Sevgi nimettir, Hakk’dır. Sevgi, taklide değil, asla dönüştürür. Sevgi ezeldir ve ebeddir.

Sevgi, içimizdeki mutlu olma isteğinin kaynağıdır.

Sevgi, hayattır. Hayatın pozitif bakışı ve olumlu düşünme yaklaşımı, sevgiye bağlıdır.

Sevgi, affetmektir, kucaklamaktır, ıslahına katlanmak ve bunun için sabretmektir. Vefa hissinin şefkatle tahammülüdür.

Sevgi, bir madendir, kaynaktır. Bitmeyen, tükenmeyen bir ilâhî hazineden akar.

Sevgi, barıştır ve yakınlıktır. Bütünlüktür, sabırdır ve daha da ötesi olgunluk ve fedakârlıktır.
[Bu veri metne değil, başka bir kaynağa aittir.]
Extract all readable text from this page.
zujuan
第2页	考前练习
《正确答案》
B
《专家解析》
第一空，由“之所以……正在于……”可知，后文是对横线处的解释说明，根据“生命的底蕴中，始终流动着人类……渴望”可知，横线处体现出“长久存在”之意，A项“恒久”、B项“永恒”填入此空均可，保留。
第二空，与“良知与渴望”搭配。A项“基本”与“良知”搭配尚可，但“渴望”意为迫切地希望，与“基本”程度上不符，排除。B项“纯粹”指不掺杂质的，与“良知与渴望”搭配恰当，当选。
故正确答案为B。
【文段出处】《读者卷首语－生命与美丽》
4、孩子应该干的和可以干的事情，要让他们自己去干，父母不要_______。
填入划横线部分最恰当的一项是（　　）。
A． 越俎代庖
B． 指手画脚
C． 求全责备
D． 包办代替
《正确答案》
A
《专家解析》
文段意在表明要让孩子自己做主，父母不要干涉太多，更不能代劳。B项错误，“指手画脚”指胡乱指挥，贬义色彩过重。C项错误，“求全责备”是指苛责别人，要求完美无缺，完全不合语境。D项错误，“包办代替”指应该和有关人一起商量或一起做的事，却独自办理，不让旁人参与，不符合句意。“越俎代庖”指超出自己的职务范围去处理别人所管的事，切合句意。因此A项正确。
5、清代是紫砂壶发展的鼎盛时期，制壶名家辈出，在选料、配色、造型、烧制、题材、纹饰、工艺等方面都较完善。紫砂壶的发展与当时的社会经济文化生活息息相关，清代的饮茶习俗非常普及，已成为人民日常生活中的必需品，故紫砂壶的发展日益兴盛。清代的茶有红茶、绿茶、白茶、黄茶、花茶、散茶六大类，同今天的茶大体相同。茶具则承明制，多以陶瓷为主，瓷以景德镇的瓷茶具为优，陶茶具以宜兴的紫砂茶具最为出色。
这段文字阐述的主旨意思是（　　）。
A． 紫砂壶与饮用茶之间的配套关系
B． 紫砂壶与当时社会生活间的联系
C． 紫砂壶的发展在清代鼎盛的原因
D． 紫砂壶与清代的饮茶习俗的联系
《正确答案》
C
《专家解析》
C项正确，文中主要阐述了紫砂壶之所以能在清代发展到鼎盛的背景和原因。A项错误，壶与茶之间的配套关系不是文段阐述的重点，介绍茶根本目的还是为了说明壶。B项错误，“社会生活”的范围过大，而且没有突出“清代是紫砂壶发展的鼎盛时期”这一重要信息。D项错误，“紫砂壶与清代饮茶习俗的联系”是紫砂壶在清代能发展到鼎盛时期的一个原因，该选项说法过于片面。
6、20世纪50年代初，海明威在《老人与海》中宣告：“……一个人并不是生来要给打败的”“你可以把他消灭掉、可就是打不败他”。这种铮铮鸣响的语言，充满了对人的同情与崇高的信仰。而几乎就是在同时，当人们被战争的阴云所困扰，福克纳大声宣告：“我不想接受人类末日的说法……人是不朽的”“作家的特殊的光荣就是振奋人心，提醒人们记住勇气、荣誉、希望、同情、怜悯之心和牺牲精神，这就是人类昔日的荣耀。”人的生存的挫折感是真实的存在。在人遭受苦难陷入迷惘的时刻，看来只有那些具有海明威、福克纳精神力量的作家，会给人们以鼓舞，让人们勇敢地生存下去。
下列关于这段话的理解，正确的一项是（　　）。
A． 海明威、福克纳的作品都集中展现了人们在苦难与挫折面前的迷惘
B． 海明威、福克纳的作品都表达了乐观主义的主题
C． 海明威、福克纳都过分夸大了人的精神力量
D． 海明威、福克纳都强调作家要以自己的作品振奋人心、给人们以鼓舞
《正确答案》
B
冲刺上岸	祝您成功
Sevginin dili, tatlıdır, yumuşaktır, sıcaktır ve kuşatıcıdır.

Sevgi, dostluğun nişanı, yaşamanın mutluluk delilidir. Bir başkasını anlayacak empatidir. Kalbî ve vicdanî bir lezzetin ruhanî boyutunda, sevgi lillah için meyvedar bir çekirdek olarak huzurla yeşerir.

Sevgi, varlık sebebidir. Yar ve yaran sevgiyle anlaşılır, inanılır ve kabullenilir.

Sevgi acıdır, hasrettir. Hicran ve hayrettir, firkat ve gurbettir. Gözyaşı ve ahtır; tazarru ve münacattır. Sevgi ölümdür, can vermedir, kurban olmadır. Canların birbirinde kaynayıp erimesidir; canların can özünde yitirilmesi ve aranmamasıdır sevgi.

Sevgi rahmettir. Sevgi, yardımlaşmadır. Sevgi ışık gibidir, sevgisizlik karanlıktır. Salt sırdır sevgi. Sevdikçe seviliriz, sevildikçe de daha huzurlu birer insan oluruz.

Sevmek cesarettir. Düzenlere, oyunlara, kötülüklere meydan okumaktır. Sevmek; uzaklaşmaktır yalandan ve bencilliği hiçe saymaktır. Bir başka açıdan da inanmaktır sevmek. Yanmaktır, tutuşmaktır sevmek ve yaşadıkça hiç sönmemektir.

Sevmek inanmaktır, yaşamaktır, paylaşmaktır. Sevmek; var olmaktır, bütünlenmektir, artmaktır, çoğalmaktır. Sevmekten ölürken tekrar var olmaktır o sevgiden. Sevmek güvenmektir, onaylanmaktır. Sevgiliye bir nefes gibi, bir ses gibi yakın olmaktır. Sevmek çok ötelerde olsa bile, yaşamak ve yakın olmaktır sevgiliye.

Sevmek, gücenmemektir, ölmesini bilmek, sevgili için yaşamaktır. Sevmek sevgilinin limanı olmaktır. Dağ olmaktır, evren olmaktır.

Sevmek, yangın olmaktır. Yanmaktır, kor olmaktır. Her şey olmaktır, hiç olmaktır. Alev olup girmektir gönüllere. Sevmek yürümektir gönüllerde. Sevmek, güvenmektir, onaylanmaktır.

Yalınlık, doğallık, özdenliktir sevmek. Yalansızlık, içtenlilik, ölümsüzlüktür sevmek. Gözyaşı olmak, yağan yağmur olmaktır. Bir sonbahar mevsiminin sarı yaprağı gibi yalnız olmaktır, sevmek.

Nebiler; firavunların, nemrutların, şeddatların gayız ve öfke ateşlerini sevgi kevserleriyle söndürmüşlerdir. Bu kutlu günlerde bizlerde içimizdeki şeytanları, sevgi ateşimizle yok edelim. Bu özel günlerde insanı sonsuzlaştıran, insanı gerçek anlamda insan yapan sevgi çağlayanımızı coşturalım.’